I know tarragon may be hard for some people to find at their grocery store, especially in the winter. Dried tarragon can be supplemented in a pinch. The flavor won't be exactly the same, but it will still be very good! Just remember to use less of the dried herb, as the flavor is more concentrated.
You can use lemon juice from a bottle if you have that on hand. I suggest still using at least one fresh lemon for the zest-- it really makes a difference in the overall flavor.
How to Serve Chicken Salad
My favorite way to serve this is on croissants. I love to get mini croissants from the bakery of my local grocery store, slice them in half and then pile them high with this tasty chicken tarragon salad. If you want to keep this a low carb lunch, it's great on butter or bibb lettuce.
I generally serve this chicken salad recipe as is, but you can add a bit of sliced tomato or sliced red onion to the top of the sandwich, as well!
Store prepared chicken salad in an airtight container in the fridge for up to 3-4 days Stir before serving.
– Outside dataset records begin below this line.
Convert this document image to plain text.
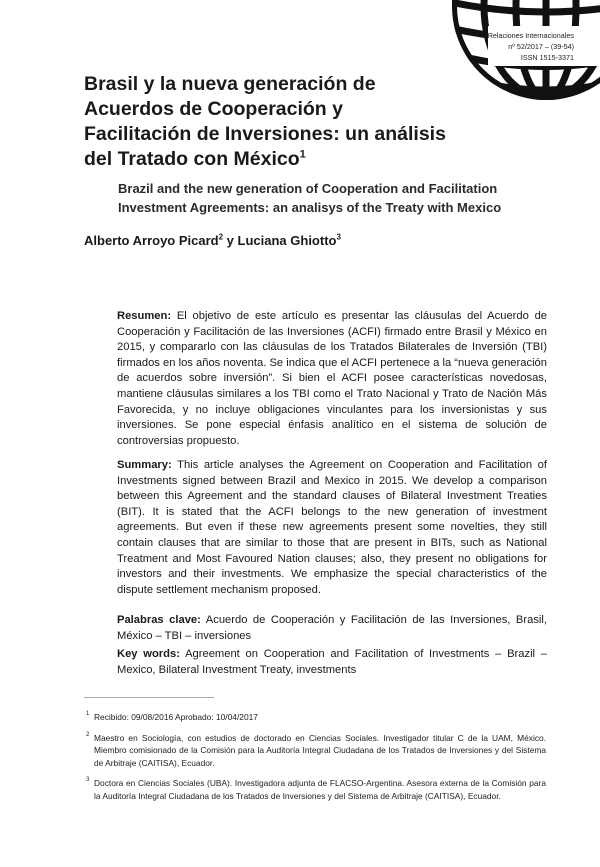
Relaciones Internacionales
nº 52/2017 – (39-54)
ISSN 1515-3371
Brasil y la nueva generación de Acuerdos de Cooperación y Facilitación de Inversiones: un análisis del Tratado con México$^1$
Brazil and the new generation of Cooperation and Facilitation Investment Agreements: an analisys of the Treaty with Mexico

Alberto Arroyo Picard$^2$ y Luciana Ghiotto$^3$

Resumen: El objetivo de este artículo es presentar las cláusulas del Acuerdo de Cooperación y Facilitación de las Inversiones (ACFI) firmado entre Brasil y México en 2015, y compararlo con las cláusulas de los Tratados Bilaterales de Inversión (TBI) firmados en los años noventa. Se indica que el ACFI pertenece a la “nueva generación de acuerdos sobre inversión”. Si bien el ACFI posee características novedosas, mantiene cláusulas similares a los TBI como el Trato Nacional y Trato de Nación Más Favorecida, y no incluye obligaciones vinculantes para los inversionistas y sus inversiones. Se pone especial énfasis analítico en el sistema de solución de controversias propuesto.

Summary: This article analyses the Agreement on Cooperation and Facilitation of Investments signed between Brazil and Mexico in 2015. We develop a comparison between this Agreement and the standard clauses of Bilateral Investment Treaties (BIT). It is stated that the ACFI belongs to the new generation of investment agreements. But even if these new agreements present some novelties, they still contain clauses that are similar to those that are present in BITs, such as National Treatment and Most Favoured Nation clauses; also, they present no obligations for investors and their investments. We emphasize the special characteristics of the dispute settlement mechanism proposed.

Palabras clave: Acuerdo de Cooperación y Facilitación de las Inversiones, Brasil, México – TBI – inversiones

Key words: Agreement on Cooperation and Facilitation of Investments – Brazil – Mexico, Bilateral Investment Treaty, investments

1 Recibido: 09/08/2016 Aprobado: 10/04/2017

2 Maestro en Sociología, con estudios de doctorado en Ciencias Sociales. Investigador titular C de la UAM, México. Miembro comisionado de la Comisión para la Auditoría Integral Ciudadana de los Tratados de Inversiones y del Sistema de Arbitraje (CAITISA), Ecuador.

3 Doctora en Ciencias Sociales (UBA). Investigadora adjunta de FLACSO-Argentina. Asesora externa de la Comisión para la Auditoría Integral Ciudadana de los Tratados de Inversiones y del Sistema de Arbitraje (CAITISA), Ecuador.
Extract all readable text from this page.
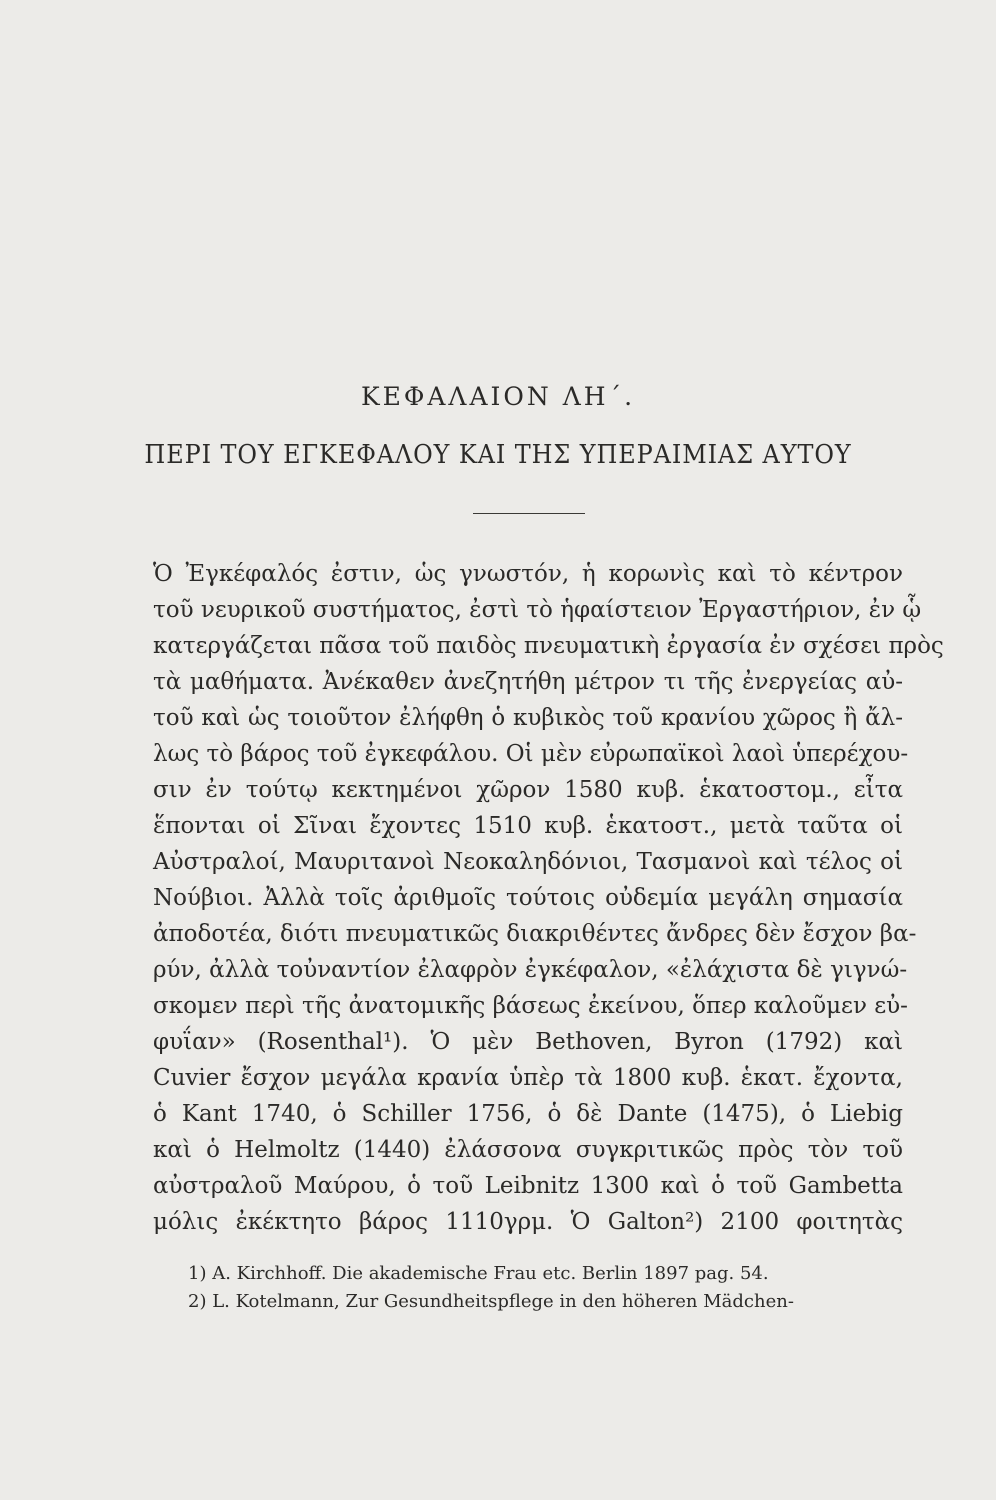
ΚΕΦΑΛΑΙΟΝ ΛΗ΄.
ΠΕΡΙ ΤΟΥ ΕΓΚΕΦΑΛΟΥ ΚΑΙ ΤΗΣ ΥΠΕΡΑΙΜΙΑΣ ΑΥΤΟΥ
Ὁ Ἐγκέφαλός ἐστιν, ὡς γνωστόν, ἡ κορωνὶς καὶ τὸ κέντρον
τοῦ νευρικοῦ συστήματος, ἐστὶ τὸ ἡφαίστειον Ἐργαστήριον, ἐν ᾧ
κατεργάζεται πᾶσα τοῦ παιδὸς πνευματικὴ ἐργασία ἐν σχέσει πρὸς
τὰ μαθήματα. Ἀνέκαθεν ἀνεζητήθη μέτρον τι τῆς ἐνεργείας αὐ-
τοῦ καὶ ὡς τοιοῦτον ἐλήφθη ὁ κυβικὸς τοῦ κρανίου χῶρος ἢ ἄλ-
λως τὸ βάρος τοῦ ἐγκεφάλου. Οἱ μὲν εὐρωπαϊκοὶ λαοὶ ὑπερέχου-
σιν ἐν τούτῳ κεκτημένοι χῶρον 1580 κυβ. ἑκατοστομ., εἶτα
ἕπονται οἱ Σῖναι ἔχοντες 1510 κυβ. ἑκατοστ., μετὰ ταῦτα οἱ
Αὐστραλοί, Μαυριτανοὶ Νεοκαληδόνιοι, Τασμανοὶ καὶ τέλος οἱ
Νούβιοι. Ἀλλὰ τοῖς ἀριθμοῖς τούτοις οὐδεμία μεγάλη σημασία
ἀποδοτέα, διότι πνευματικῶς διακριθέντες ἄνδρες δὲν ἔσχον βα-
ρύν, ἀλλὰ τοὐναντίον ἐλαφρὸν ἐγκέφαλον, «ἐλάχιστα δὲ γιγνώ-
σκομεν περὶ τῆς ἀνατομικῆς βάσεως ἐκείνου, ὅπερ καλοῦμεν εὐ-
φυΐαν» (Rosenthal¹). Ὁ μὲν Bethoven, Byron (1792) καὶ
Cuvier ἔσχον μεγάλα κρανία ὑπὲρ τὰ 1800 κυβ. ἑκατ. ἔχοντα,
ὁ Kant 1740, ὁ Schiller 1756, ὁ δὲ Dante (1475), ὁ Liebig
καὶ ὁ Helmoltz (1440) ἐλάσσονα συγκριτικῶς πρὸς τὸν τοῦ
αὐστραλοῦ Μαύρου, ὁ τοῦ Leibnitz 1300 καὶ ὁ τοῦ Gambetta
μόλις ἐκέκτητο βάρος 1110γρμ. Ὁ Galton²) 2100 φοιτητὰς
1) A. Kirchhoff. Die akademische Frau etc. Berlin 1897 pag. 54.
2) L. Kotelmann, Zur Gesundheitspflege in den höheren Mädchen-
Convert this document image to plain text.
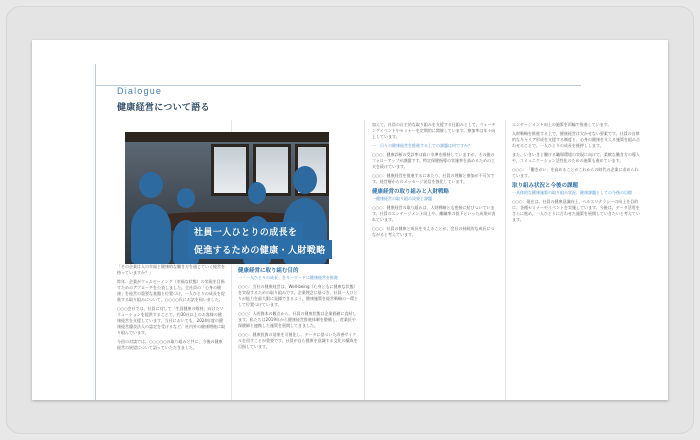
Dialogue
健康経営について語る

「その企業は人の幸福と健康的な働き方を通じていく経営を持っていますか？」

昨年、企業がウェルビーイング（幸福な状態）の実現を目指すためのアプローチを公表しました。全社員の「心身の健康」を経営の重要な基盤と位置づけ、一人ひとりの成長を促進する取り組みについて、○○○○氏にお話を伺いました。

○○○会社では、社員に対して「生涯健康の維持」向けたソリューションを提供することで、約30社以上のお客様の健康経営を支援しています。当社においても、2024年度の健康経営優良法人の認定を受けるなど、社内外の健康増進に取り組んでいます。

今回の対談では、○○○○○の取り組みと共に、今後の健康経営の展望について語っていただきました。

健康経営に取り組む目的
一「一人ひとりの成長」をキーワードに健康経営を推進

○○○：当社の健康経営は、Well-being（心身ともに健康な状態）を実現するための取り組みです。企業理念に基づき、社員一人ひとりが能力を最大限に発揮できるよう、健康施策を経営戦略の一環として位置づけています。

○○○：人的資本の観点から、社員の健康状態は企業価値に直結します。私たちは2019年から健康経営推進体制を整備し、産業医や保健師と連携した施策を展開してきました。

○○○：健康投資の効果を可視化し、データに基づいた改善サイクルを回すことが重要です。社員が自ら健康を意識する文化の醸成を目指しています。

加えて、社員の自主的な取り組みを支援する仕組みとして、ウォーキングイベントやセミナーを定期的に開催しています。参加率は年々向上しています。

一　日々の健康経営を推進する上での課題は何ですか？

○○○：健康診断の受診率は高い水準を維持していますが、その後のフォローアップが課題です。特定保健指導の実施率を高めるための工夫を続けています。

○○○：健康経営を推進するにあたり、社員の理解と参加が不可欠です。経営層からのメッセージ発信を強化しています。

健康経営の取り組みと人財戦略
一健康経営の取り組み成果と課題

○○○：健康経営の取り組みは、人財戦略とも密接に結びついています。社員のエンゲージメント向上や、離職率の低下といった成果が表れています。

○○○：社員の健康と成長を支えることが、会社の持続的な成長につながると考えています。

エンゲージメント向上の施策を両輪で推進しています。

人財戦略を推進する上で、健康経営は欠かせない要素です。社員の自律的なキャリア形成を支援する制度と、心身の健康を支える施策を組み合わせることで、一人ひとりの成長を後押しします。

また、いきいきと働ける職場環境の実現に向けて、柔軟な働き方の導入や、コミュニケーション活性化のための施策も進めています。

○○○：「働きがい」を高めることがこれからの時代の企業に求められています。

取り組み状況と今後の課題
一具体的な健康施策の取り組み状況、健康課題としての今後の目標

○○○：現在は、社員の健康意識向上、ヘルスリテラシーの向上を目的に、各種セミナーやイベントを実施しています。今後は、データ活用をさらに進め、一人ひとりに合わせた施策を展開していきたいと考えています。

社員一人ひとりの成長を
促進するための健康・人財戦略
Lemon Tarragon Chicken Salad
- 2 lbs. chicken breast cooked
- ½ cup mayo
- 3 lemons zested and juiced
- 2 tbsp. stone ground mustard
- 2 celery stalks diced
- 4 green onions chopped
- ¼ cup fresh tarragon chopped
- 2 tbsp. fresh parsley chopped
- ½ tsp. salt
- ½ tsp. pepper
- Begin by dicing cooked chicken into bite-sized pieces.
- In a large mixing bowl, add chicken, mayo, lemon zest and juice, stone ground mustard, diced celery, and chopped herbs.
- Stir to evenly coat chicken.
- Taste and add salt and pepper as needed.